Yargıtay 1. Hukuk Dairesi 2014/6459 Esas 2015/6021 Karar Sayılı İlamı

1. Hukuk Dairesi         2014/6459 E.  ,  2015/6021 K.

    "İçtihat Metni"

    MAHKEMESİ : ZONGULDAK 1. ASLİYE HUKUK MAHKEMESİ
    TARİHİ : 04/10/2013
    NUMARASI : 2010/218-2013/409

    Taraflar arasında görülen tapu iptali ve tescil davası sonunda, yerel mahkemece davanın, kabulüne ilişkin olarak verilen karar davalı vekili tarafından yasal süre içerisinde temyiz edilmiş olmakla dosya incelendi, Tetkik Hakimi ..."ün raporu okundu, açıklamaları dinlendi, gereği görüşülüp düşünüldü;

    -KARAR-

    Dava, muris muvazaası hukuksal nedenine dayalı tapu iptal ve tescil isteğine ilişkin olup, Mahkemece, davanın kabulüne karar verilmiştir.
    Dosya içeriğinden ve toplanan delillerden; tarafların mirasbırakanı H...Y..."in 05/04/2010 tarihinde öldüğü, geriye mirasçı olarak ilk eşinden olan çocukları davacılar C.. Ça.. Pınar ve Duygucan ile ikinci eşi olan davalı Serpil "in kaldıkları, muris H... Y..."in, maliki olduğu 371 ada 393 parsel sayılı taşınmazda ki 2 nolu bağımsız bölümün 1/2 payını üzerinde bırakarak 1/2 payını 21/01/2009 tarihinde davalı Serpil"e satış suretiyle temlik ettiği; davacıların, satış işleminin kendilerinden mal kaçırmaya yönelik olarak muvazaalı biçimde gerçekleştirildiğini ileri sürerek, miras payları oranında tapu iptali ile tescili isteğiyle eldeki davayı açtıkları; davalının ise, 1998 tarihinde emekli olduğunu, murise maddi destekte bulunduğunu, satışın muvazaalı olmadığını belirterek davanın reddini savunduğu anlaşılmaktadır.
    Bilindiği üzere, uygulamada ve öğretide "muris muvazaası" olarak tanımlanan muvazaa,niteliği itibariyle nisbi (mevsuf-vasıflı) muvazaa türü dür.

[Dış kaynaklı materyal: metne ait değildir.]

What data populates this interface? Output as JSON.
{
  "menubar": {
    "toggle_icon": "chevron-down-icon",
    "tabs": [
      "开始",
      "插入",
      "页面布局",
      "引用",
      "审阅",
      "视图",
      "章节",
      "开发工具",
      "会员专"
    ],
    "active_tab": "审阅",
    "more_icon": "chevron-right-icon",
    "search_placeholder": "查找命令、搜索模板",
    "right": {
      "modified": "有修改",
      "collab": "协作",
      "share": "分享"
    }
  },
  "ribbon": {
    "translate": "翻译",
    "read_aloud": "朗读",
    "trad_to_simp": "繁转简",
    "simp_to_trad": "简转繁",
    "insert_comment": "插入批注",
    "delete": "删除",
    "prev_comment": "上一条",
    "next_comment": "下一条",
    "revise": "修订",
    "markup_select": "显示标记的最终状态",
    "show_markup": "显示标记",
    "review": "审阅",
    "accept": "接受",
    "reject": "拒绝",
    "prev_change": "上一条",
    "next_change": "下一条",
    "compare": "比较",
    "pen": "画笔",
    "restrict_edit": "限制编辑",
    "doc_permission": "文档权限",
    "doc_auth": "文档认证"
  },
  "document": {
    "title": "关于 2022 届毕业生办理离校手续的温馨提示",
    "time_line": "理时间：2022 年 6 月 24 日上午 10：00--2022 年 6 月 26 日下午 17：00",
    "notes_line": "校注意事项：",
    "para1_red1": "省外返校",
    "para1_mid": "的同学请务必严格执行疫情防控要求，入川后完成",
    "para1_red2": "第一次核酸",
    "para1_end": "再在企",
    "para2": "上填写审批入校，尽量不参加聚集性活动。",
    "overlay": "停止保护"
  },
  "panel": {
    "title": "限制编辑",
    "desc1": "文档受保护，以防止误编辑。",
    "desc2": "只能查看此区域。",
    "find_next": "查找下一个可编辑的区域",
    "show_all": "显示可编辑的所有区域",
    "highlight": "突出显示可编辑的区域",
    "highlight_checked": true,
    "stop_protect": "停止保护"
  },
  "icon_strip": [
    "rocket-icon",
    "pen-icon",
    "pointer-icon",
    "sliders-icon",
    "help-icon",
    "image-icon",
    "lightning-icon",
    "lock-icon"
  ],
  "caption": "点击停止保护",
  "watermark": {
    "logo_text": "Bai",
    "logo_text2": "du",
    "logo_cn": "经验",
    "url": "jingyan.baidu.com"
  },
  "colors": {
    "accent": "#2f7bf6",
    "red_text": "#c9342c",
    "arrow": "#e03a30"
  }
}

Söz konusu Muvazaada miras bırakan gerçekten sözleşme yapmak ve tapulu taşınmazını devretmek istemektedir. Ancak mirasçısını miras hakkından yoksun bırakmak için esas amacını gizleyerek, gerçekte bağışlamak istediği tapulu taşınmazını, tapuda yaptığı resmi sözleşmede iradesini satış veya ölünceye kadar bakma sözleşmesi doğrultusunda açıklamak suretiyle devretmektedir.
    Bu durumda yerleşmiş Yargıtay İçtihatlarında ve l-4-1974 tarih 1/2 sayılı İnançları Birleştirme Kararında açıklandığı üzere görünürdeki sözleşme tarafların gerçek iradelerine uymadığından, gizli bağış sözleşmesi de Medeni Kanunun 706 (yeni TMK 782) Borçlar Kanunun 213 ve Tapu Kanunun 26. maddelerinde öngörülen şekil koşullarından yoksun bulunduğundan, saklı pay sahibi olsun veya olmasın miras hakkı çiğnenen tüm mirasçılar dava açarak resmi sözleşmenin muvazaa nedeni ile geçersizliğinin tespitini ve buna dayanılarak oluşturulan tapu kaydının iptalini isteyebilirler.
    Hemen belirtmek gerekir ki bu tür uyuşmazlıkların sağlıklı, adil ve doğru bir çözüme ulaştırılabilmesi, davalıya yapılan temlikin gerçek yönünün diğer bir söyleyişle miras bırakanın asıl irade ve amacının duraksamaya yer bırakmayacak biçimde ortaya çıkarılmasına bağlıdır. Bir iç sorun olan ve gizlenen gerçek irade ve amacın tespiti ve aydınlığa kavuşturulması genellikle zor olduğundan bu yöndeki delillerin eksiksiz toplanılması yanında birlikte ve doğru şekilde değerlendirilmesi de büyük önem taşınmaktadır.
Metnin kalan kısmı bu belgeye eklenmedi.